Just in time for the European election campaign, disciplinary action against the Italian Government for an excessive national budget deficit for 2019 could be prevented.

GD/AD – 01/2019

The budget dispute between the Italian government and the EU Commission, the guardian of the Euro Stability Pact, had escalated in the final weeks and months of last year. The right-wing government of independent Prime Minister Giuseppe Conte, supported by major coalition partners and Deputy Prime Ministers Luigi Di Maio (Five Stars) and Matteo Salvini (Lega), had presented a budget proposal for 2019, which provided for a 2.4% increase in new debt.

 

This was justified by ‘investment needs’ in Italy as well as by a wide range of costly social policies, such as a minimum income of €700 per month for some 1.7 million vulnerable families. Also on the list were a reduction in the retirement age to improve the job situation for younger job-seekers and tax cuts for medium-sized companies.
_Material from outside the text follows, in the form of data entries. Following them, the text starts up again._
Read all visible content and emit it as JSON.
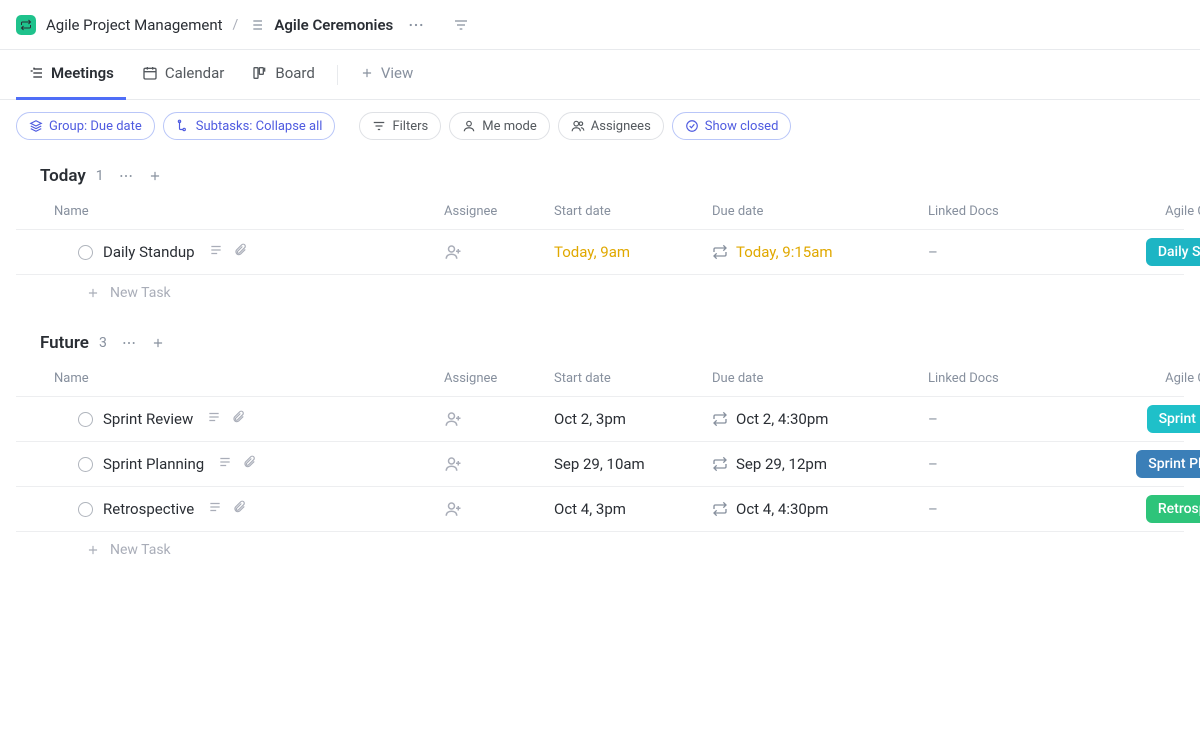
{
  "breadcrumb": {
    "space": "Agile Project Management",
    "separator": "/",
    "current": "Agile Ceremonies"
  },
  "views": {
    "tabs": [
      {
        "label": "Meetings",
        "active": true
      },
      {
        "label": "Calendar",
        "active": false
      },
      {
        "label": "Board",
        "active": false
      }
    ],
    "add_view_label": "View"
  },
  "chips": {
    "group": "Group: Due date",
    "subtasks": "Subtasks: Collapse all",
    "filters": "Filters",
    "me_mode": "Me mode",
    "assignees": "Assignees",
    "show_closed": "Show closed"
  },
  "columns": {
    "name": "Name",
    "assignee": "Assignee",
    "start": "Start date",
    "due": "Due date",
    "linked": "Linked Docs",
    "ceremony": "Agile Ceremony"
  },
  "groups": [
    {
      "title": "Today",
      "count": "1",
      "tasks": [
        {
          "name": "Daily Standup",
          "start": "Today, 9am",
          "due": "Today, 9:15am",
          "linked": "–",
          "ceremony": "Daily Standup",
          "color": "tag-teal",
          "warn": true
        }
      ]
    },
    {
      "title": "Future",
      "count": "3",
      "tasks": [
        {
          "name": "Sprint Review",
          "start": "Oct 2, 3pm",
          "due": "Oct 2, 4:30pm",
          "linked": "–",
          "ceremony": "Sprint Review",
          "color": "tag-teal-light",
          "warn": false
        },
        {
          "name": "Sprint Planning",
          "start": "Sep 29, 10am",
          "due": "Sep 29, 12pm",
          "linked": "–",
          "ceremony": "Sprint Planning",
          "color": "tag-blue",
          "warn": false
        },
        {
          "name": "Retrospective",
          "start": "Oct 4, 3pm",
          "due": "Oct 4, 4:30pm",
          "linked": "–",
          "ceremony": "Retrospective",
          "color": "tag-green",
          "warn": false
        }
      ]
    }
  ],
  "new_task_label": "New Task"
}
As guardian of the Euro Stability Pact, 'Brussels' rejected Italy’s budget proposal, which would have nearly tripled the permissible increase in debt. After weeks of hefty rowing and in the light of the EU’s threat to trigger the excessive deficit procedure that (theoretically) could have led to huge fines in Italy, 'Rome' presented a modified budget with a new debt increase of ‘only’ 2.04%, which was finally approved by Brussels.

‘Let’s face it: the solution on the table is not ideal’, admitted Commission Vice-President Dombrovskis. ‘But it allows us to avoid an excessive deficit procedure at this stage. And it corrects serious non-compliance with the Stability and Growth Pact.”
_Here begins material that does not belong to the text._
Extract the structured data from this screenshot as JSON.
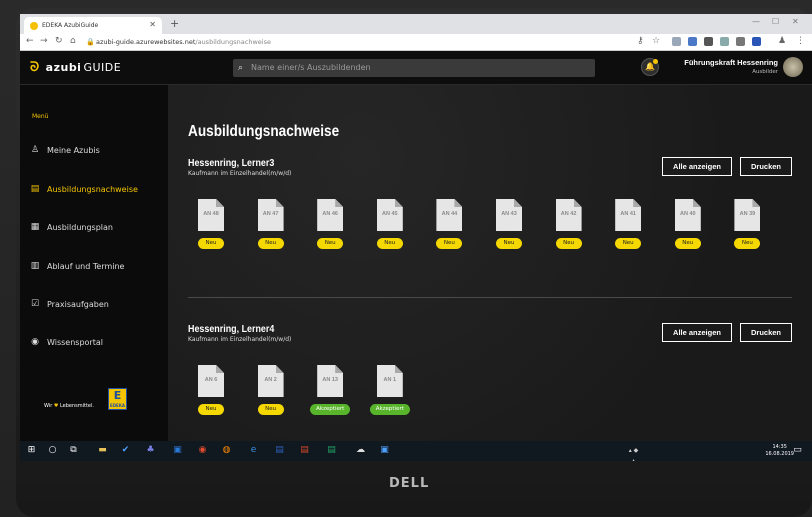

In the opinion of observers, the EU was initially at odds with the not exactly ‘pleasant’ Italian government made up of staunch Eurosceptics. This is exactly what the Italian side took advantage of in order to show their voters the unpopular ‘paternalism of Brussels’ in Italy shortly before the European elections.

At home, the Italian coalition sits relatively firmly in the saddle. It was able to do well in local elections and the opposition, especially anyone who has ever participated in an EU-compliant ‘technocratic government’ (Governo Tecnico), currently plays an insignificant role.
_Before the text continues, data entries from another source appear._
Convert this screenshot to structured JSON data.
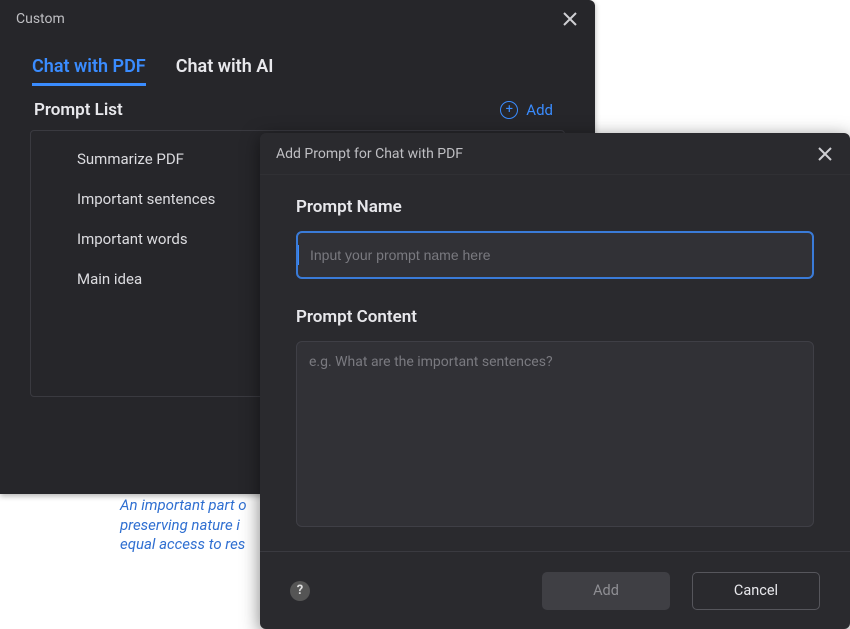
{
  "panel": {
    "title": "Custom",
    "tabs": [
      {
        "label": "Chat with PDF",
        "active": true
      },
      {
        "label": "Chat with AI",
        "active": false
      }
    ],
    "list_title": "Prompt List",
    "add_label": "Add",
    "items": [
      {
        "label": "Summarize PDF"
      },
      {
        "label": "Important sentences"
      },
      {
        "label": "Important words"
      },
      {
        "label": "Main idea"
      }
    ]
  },
  "dialog": {
    "title": "Add Prompt for Chat with PDF",
    "name_label": "Prompt Name",
    "name_placeholder": "Input your prompt name here",
    "name_value": "",
    "content_label": "Prompt Content",
    "content_placeholder": "e.g. What are the important sentences?",
    "content_value": "",
    "help_symbol": "?",
    "add_button": "Add",
    "cancel_button": "Cancel"
  },
  "background_fragment": {
    "line1": "An important part o",
    "line2": "preserving nature i",
    "line3": "equal access to res"
  }
}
Even more alarming were initial signals from the financial markets that predicted sharply rising interest rates in Italy should the redistribution and spending hike actually become a reality. Given Italy’s sovereign debt, highly negative ‘Target II’ imbalances (a kind of overdraft for central banks), weak productivity and the latent instability of financial institutions as a result of around €300-400 billion in potentially bad loans, just to name just the main risks, a rise in interest rates would be highly dangerous.

Currently, there is no eurozone mechanism which could stem an actual bankruptcy triggered by a series of bank failures. On the other hand, Italy needs investment and massive reforms, both fiscal and social. The job prospects for university-educated younger people in the real economy, which is looking for tradespeople and skilled workers, is very problematic, and creating a ‘younger’ workforce is almost impossible because of Italy’s labour law. Company redundancies are difficult, and as a result there is not much new recruitment. Unlike ‘networked’ big business, small and medium-sized enterprises face one of the most rabid tax systems in Western Europe.

The truce with Rome quickly calmed the financial markets and allowed the Italian government the triumph of having largely won. In light of the complicated way of achieving this, the chances of punishing Italy with billions in fines seemed rather unlikely anyway. Social benefits that cannot be actually implemented in Rome, will be used this year in the European election campaign.

At the same time as the Italian-European budget dispute, the ‘yellow vest’ social protests in France escalated. President Emmanuel Macron was largely disenchanted with social policy and was forced to make costly concessions. Its revised new-debt target – higher in percentage terms than Italy, albeit with lower overall government debt – exceeds that allowed by the Euro Stability Pact.